Die Grätzelwirtin von Wien-Margareten

Es ist kurz vor halb zwölf, aus der Küche ist Topfgeklapper und Brutzeln zu hören, und Marion Jambor rückt da und dort auf den blütenweiß gedeckten Tischen kitschig bunte Porzellantiere zurecht. Dann nickt beim Eingang plötzlich die Türklinke, schnalzt hoch, nickt noch einmal. Kurze Pause. Es klopft. Marion Jambor ruft „Jessas, zuag’sperrt!“, stürzt zur Tür und dreht den Schlüssel um. Drei Gäste treten ein und nehmen an verschiedenen Tischen Platz. „Is eh erst elfuhrdreissig und zwei Sekunden“, sagt sie mit ironisch-entschuldigendem Ton. Tja, Stammgäste stehen eben nicht gerne vor verschlossenen Türen.
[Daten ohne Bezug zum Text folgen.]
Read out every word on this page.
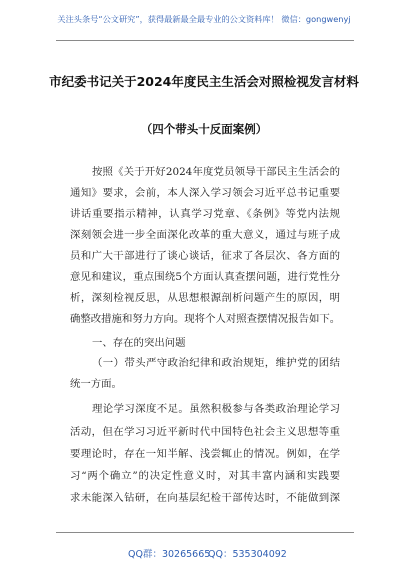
关注头条号“公文研究”，获得最新最全最专业的公文资料库！ 微信：gongwenyj
市纪委书记关于2024年度民主生活会对照检视发言材料
（四个带头十反面案例）
按照《关于开好2024年度党员领导干部民主生活会的
通知》要求，会前，本人深入学习领会习近平总书记重要
讲话重要指示精神，认真学习党章、《条例》等党内法规
深刻领会进一步全面深化改革的重大意义，通过与班子成
员和广大干部进行了谈心谈话，征求了各层次、各方面的
意见和建议，重点围绕5个方面认真查摆问题，进行党性分
析，深刻检视反思，从思想根源剖析问题产生的原因，明
确整改措施和努力方向。现将个人对照查摆情况报告如下。
一、存在的突出问题
（一）带头严守政治纪律和政治规矩，维护党的团结
统一方面。
理论学习深度不足。虽然积极参与各类政治理论学习
活动，但在学习习近平新时代中国特色社会主义思想等重
要理论时，存在一知半解、浅尝辄止的情况。例如，在学
习“两个确立”的决定性意义时，对其丰富内涵和实践要
求未能深入钻研，在向基层纪检干部传达时，不能做到深
QQ群：30265665
QQ：535304092
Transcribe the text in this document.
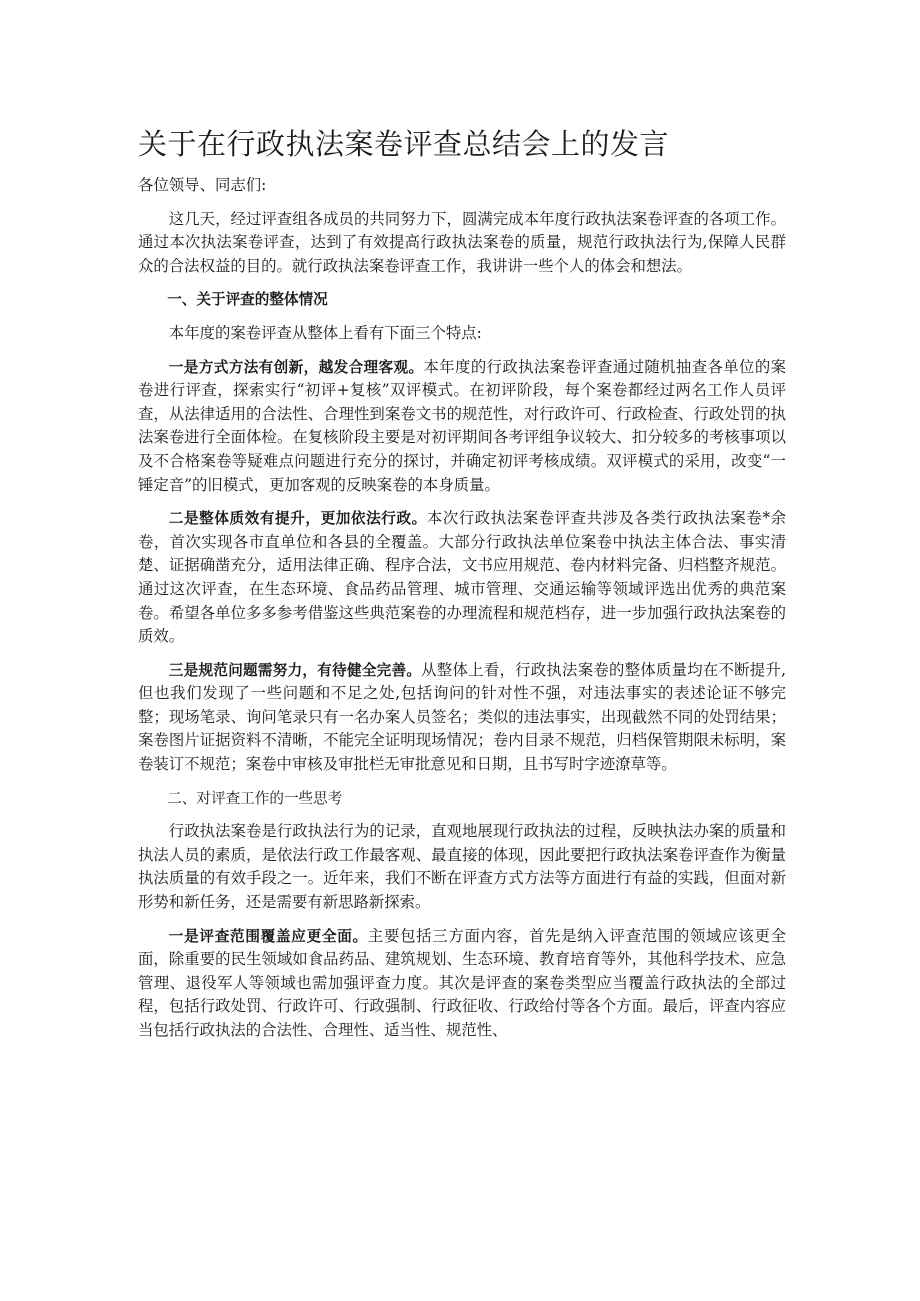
关于在行政执法案卷评查总结会上的发言

各位领导、同志们:

这几天，经过评查组各成员的共同努力下，圆满完成本年度行政执法案卷评查的各项工作。通过本次执法案卷评查，达到了有效提高行政执法案卷的质量，规范行政执法行为,保障人民群众的合法权益的目的。就行政执法案卷评查工作，我讲讲一些个人的体会和想法。

一、关于评查的整体情况

本年度的案卷评查从整体上看有下面三个特点:

一是方式方法有创新，越发合理客观。本年度的行政执法案卷评查通过随机抽查各单位的案卷进行评查，探索实行“初评+复核”双评模式。在初评阶段，每个案卷都经过两名工作人员评查，从法律适用的合法性、合理性到案卷文书的规范性，对行政许可、行政检查、行政处罚的执法案卷进行全面体检。在复核阶段主要是对初评期间各考评组争议较大、扣分较多的考核事项以及不合格案卷等疑难点问题进行充分的探讨，并确定初评考核成绩。双评模式的采用，改变“一锤定音”的旧模式，更加客观的反映案卷的本身质量。

二是整体质效有提升，更加依法行政。本次行政执法案卷评查共涉及各类行政执法案卷*余卷，首次实现各市直单位和各县的全覆盖。大部分行政执法单位案卷中执法主体合法、事实清楚、证据确凿充分，适用法律正确、程序合法，文书应用规范、卷内材料完备、归档整齐规范。通过这次评查，在生态环境、食品药品管理、城市管理、交通运输等领域评选出优秀的典范案卷。希望各单位多多参考借鉴这些典范案卷的办理流程和规范档存，进一步加强行政执法案卷的质效。

三是规范问题需努力，有待健全完善。从整体上看，行政执法案卷的整体质量均在不断提升,但也我们发现了一些问题和不足之处,包括询问的针对性不强，对违法事实的表述论证不够完整；现场笔录、询问笔录只有一名办案人员签名；类似的违法事实，出现截然不同的处罚结果；案卷图片证据资料不清晰，不能完全证明现场情况；卷内目录不规范，归档保管期限未标明，案卷装订不规范；案卷中审核及审批栏无审批意见和日期，且书写时字迹潦草等。

二、对评查工作的一些思考

行政执法案卷是行政执法行为的记录，直观地展现行政执法的过程，反映执法办案的质量和执法人员的素质，是依法行政工作最客观、最直接的体现，因此要把行政执法案卷评查作为衡量执法质量的有效手段之一。近年来，我们不断在评查方式方法等方面进行有益的实践，但面对新形势和新任务，还是需要有新思路新探索。

一是评查范围覆盖应更全面。主要包括三方面内容，首先是纳入评查范围的领域应该更全面，除重要的民生领域如食品药品、建筑规划、生态环境、教育培育等外，其他科学技术、应急管理、退役军人等领域也需加强评查力度。其次是评查的案卷类型应当覆盖行政执法的全部过程，包括行政处罚、行政许可、行政强制、行政征收、行政给付等各个方面。最后，评查内容应当包括行政执法的合法性、合理性、适当性、规范性、
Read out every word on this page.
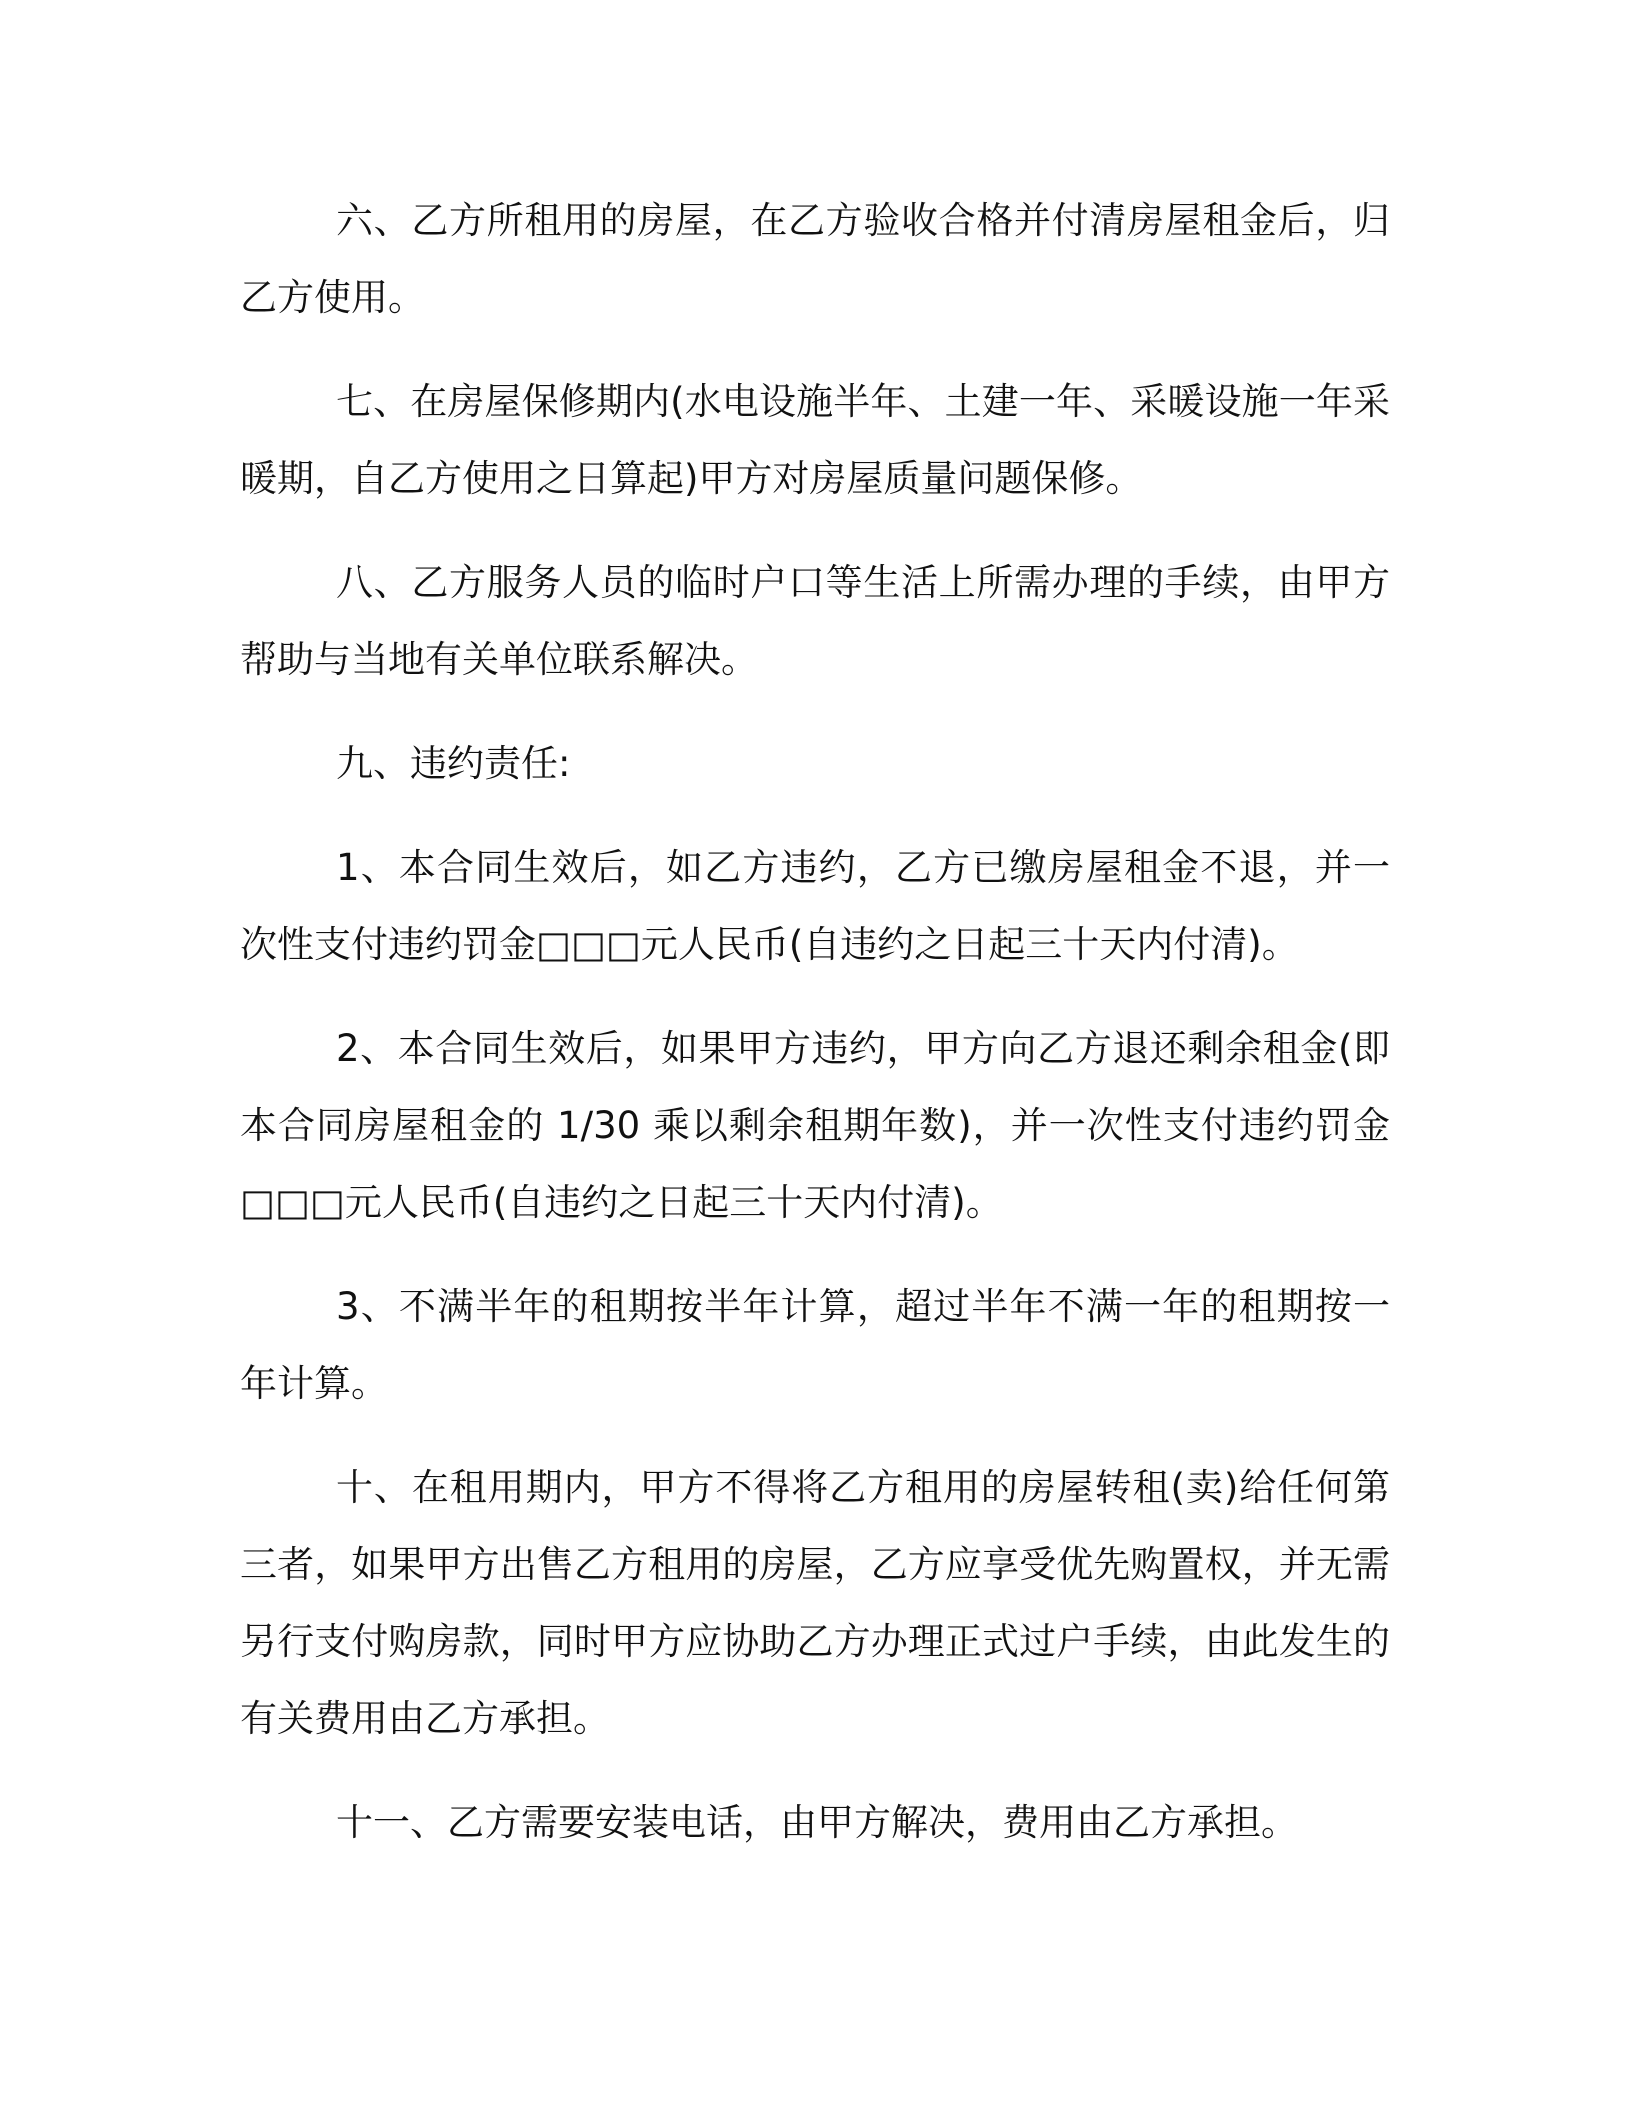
六、乙方所租用的房屋，在乙方验收合格并付清房屋租金后，归乙方使用。

七、在房屋保修期内(水电设施半年、土建一年、采暖设施一年采暖期，自乙方使用之日算起)甲方对房屋质量问题保修。

八、乙方服务人员的临时户口等生活上所需办理的手续，由甲方帮助与当地有关单位联系解决。

九、违约责任:

1、本合同生效后，如乙方违约，乙方已缴房屋租金不退，并一次性支付违约罚金□□□元人民币(自违约之日起三十天内付清)。

2、本合同生效后，如果甲方违约，甲方向乙方退还剩余租金(即本合同房屋租金的 1/30 乘以剩余租期年数)，并一次性支付违约罚金□□□元人民币(自违约之日起三十天内付清)。

3、不满半年的租期按半年计算，超过半年不满一年的租期按一年计算。

十、在租用期内，甲方不得将乙方租用的房屋转租(卖)给任何第三者，如果甲方出售乙方租用的房屋，乙方应享受优先购置权，并无需另行支付购房款，同时甲方应协助乙方办理正式过户手续，由此发生的有关费用由乙方承担。

十一、乙方需要安装电话，由甲方解决，费用由乙方承担。
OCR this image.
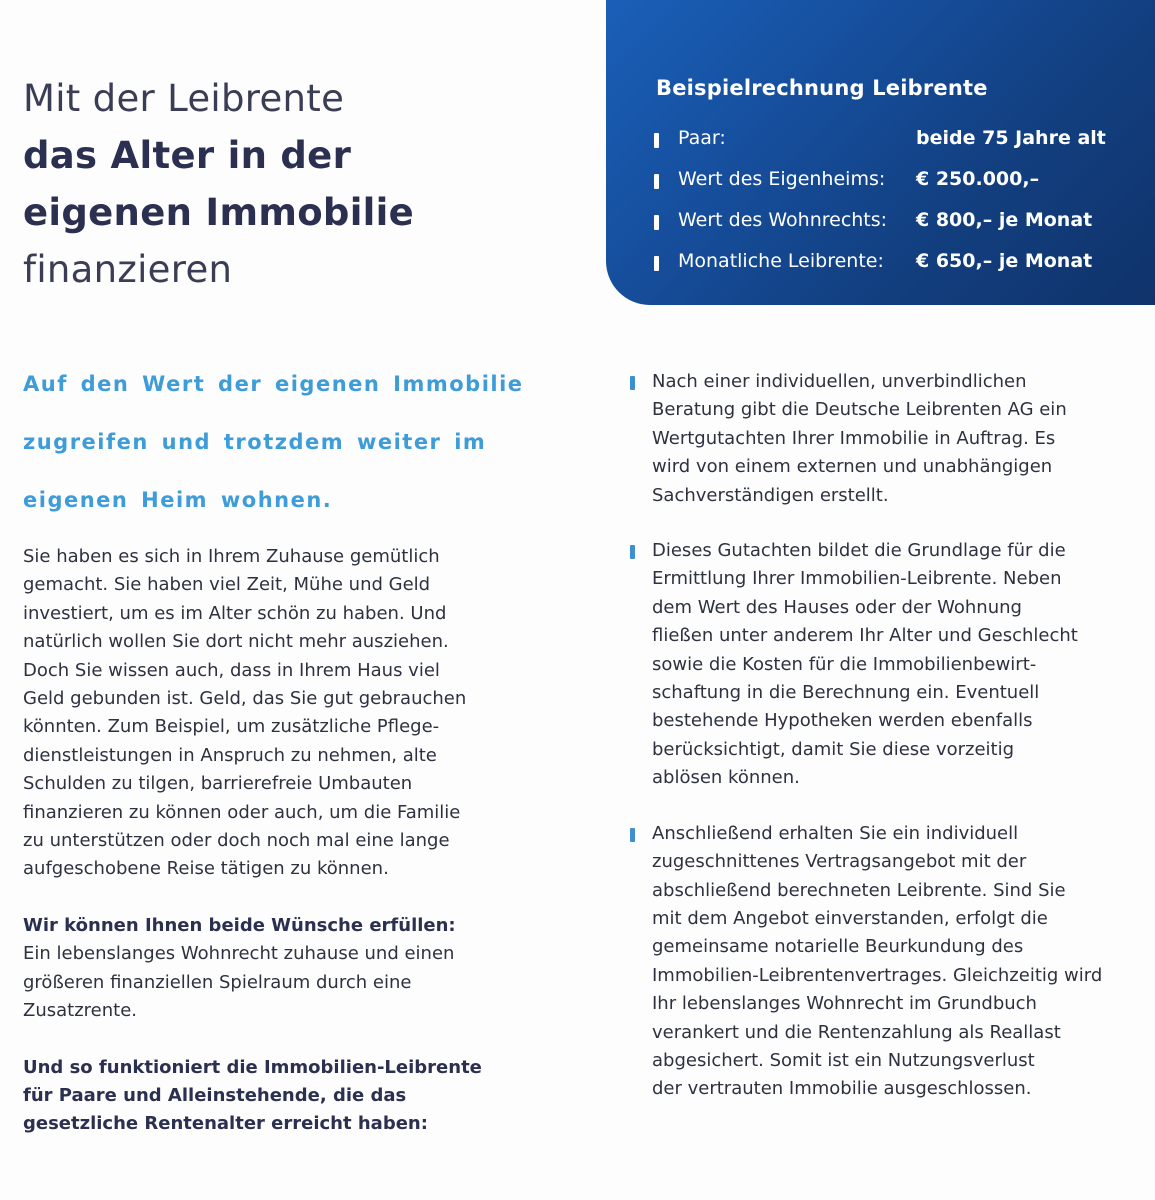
Mit der Leibrente
das Alter in der
eigenen Immobilie
finanzieren
Beispielrechnung Leibrente
Paar:	beide 75 Jahre alt
Wert des Eigenheims: € 250.000,–
Wert des Wohnrechts: € 800,– je Monat
Monatliche Leibrente: € 650,– je Monat
Auf den Wert der eigenen Immobilie
zugreifen und trotzdem weiter im
eigenen Heim wohnen.

Sie haben es sich in Ihrem Zuhause gemütlich
gemacht. Sie haben viel Zeit, Mühe und Geld
investiert, um es im Alter schön zu haben. Und
natürlich wollen Sie dort nicht mehr ausziehen.
Doch Sie wissen auch, dass in Ihrem Haus viel
Geld gebunden ist. Geld, das Sie gut gebrauchen
könnten. Zum Beispiel, um zusätzliche Pflege-
dienstleistungen in Anspruch zu nehmen, alte
Schulden zu tilgen, barrierefreie Umbauten
finanzieren zu können oder auch, um die Familie
zu unterstützen oder doch noch mal eine lange
aufgeschobene Reise tätigen zu können.

Wir können Ihnen beide Wünsche erfüllen:
Ein lebenslanges Wohnrecht zuhause und einen
größeren finanziellen Spielraum durch eine
Zusatzrente.

Und so funktioniert die Immobilien-Leibrente
für Paare und Alleinstehende, die das
gesetzliche Rentenalter erreicht haben:

Nach einer individuellen, unverbindlichen
Beratung gibt die Deutsche Leibrenten AG ein
Wertgutachten Ihrer Immobilie in Auftrag. Es
wird von einem externen und unabhängigen
Sachverständigen erstellt.
Dieses Gutachten bildet die Grundlage für die
Ermittlung Ihrer Immobilien-Leibrente. Neben
dem Wert des Hauses oder der Wohnung
fließen unter anderem Ihr Alter und Geschlecht
sowie die Kosten für die Immobilienbewirt-
schaftung in die Berechnung ein. Eventuell
bestehende Hypotheken werden ebenfalls
berücksichtigt, damit Sie diese vorzeitig
ablösen können.
Anschließend erhalten Sie ein individuell
zugeschnittenes Vertragsangebot mit der
abschließend berechneten Leibrente. Sind Sie
mit dem Angebot einverstanden, erfolgt die
gemeinsame notarielle Beurkundung des
Immobilien-Leibrentenvertrages. Gleichzeitig wird
Ihr lebenslanges Wohnrecht im Grundbuch
verankert und die Rentenzahlung als Reallast
abgesichert. Somit ist ein Nutzungsverlust
der vertrauten Immobilie ausgeschlossen.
So beginnt das Mittagsgeschäft im Gasthaus Woracziczky in Wien-Margareten. Jambor aber ist schon sehr lange wach. In der Früh war sie, wie so oft, auf dem Leopoldsberg. „Ich brauch den Wald zum Pflanzen und Tiere schauen“, sagt sie. „Heute in der Früh hab’ ich einen Feuersalamander gesehen.“ Jetzt kann sie, vollgetankt mit frischer Luft und gut gelüfteter Seele, bis 23 Uhr Wirtin sein. Fehlstunden zu Öffnungszeiten: null. „Wenn offen ist, bin ich da“, sagt sie. „Ich habe keine Vertretung.“
Unaussprechlich und gut
Marion Jambor entstammt altem Wiener-Gastro-Adel. Sie hat ab 1991 mit ihrem damaligen Lebenspartner Lukas Mraz das kurz zuvor gegründete Restaurant in der alles andere als gentrifizierten Brigittenau aufgebaut und danach den noblen Laden Palais Coburg mit Küchenchef Christian Petz gemanagt. Dann wollte sich ihr Lebensgefährte zu dieser Zeit gastronomisch selbstständig machen. In der Nachfolgebörse der Wirtschaftskammer fanden die beiden 2009, also vor mittlerweile 16 Jahren, ein ziemlich abgewohntes südamerikanisches Lokal namens Victor, aus dessen Leumund eine recht strenge Fahne wehte.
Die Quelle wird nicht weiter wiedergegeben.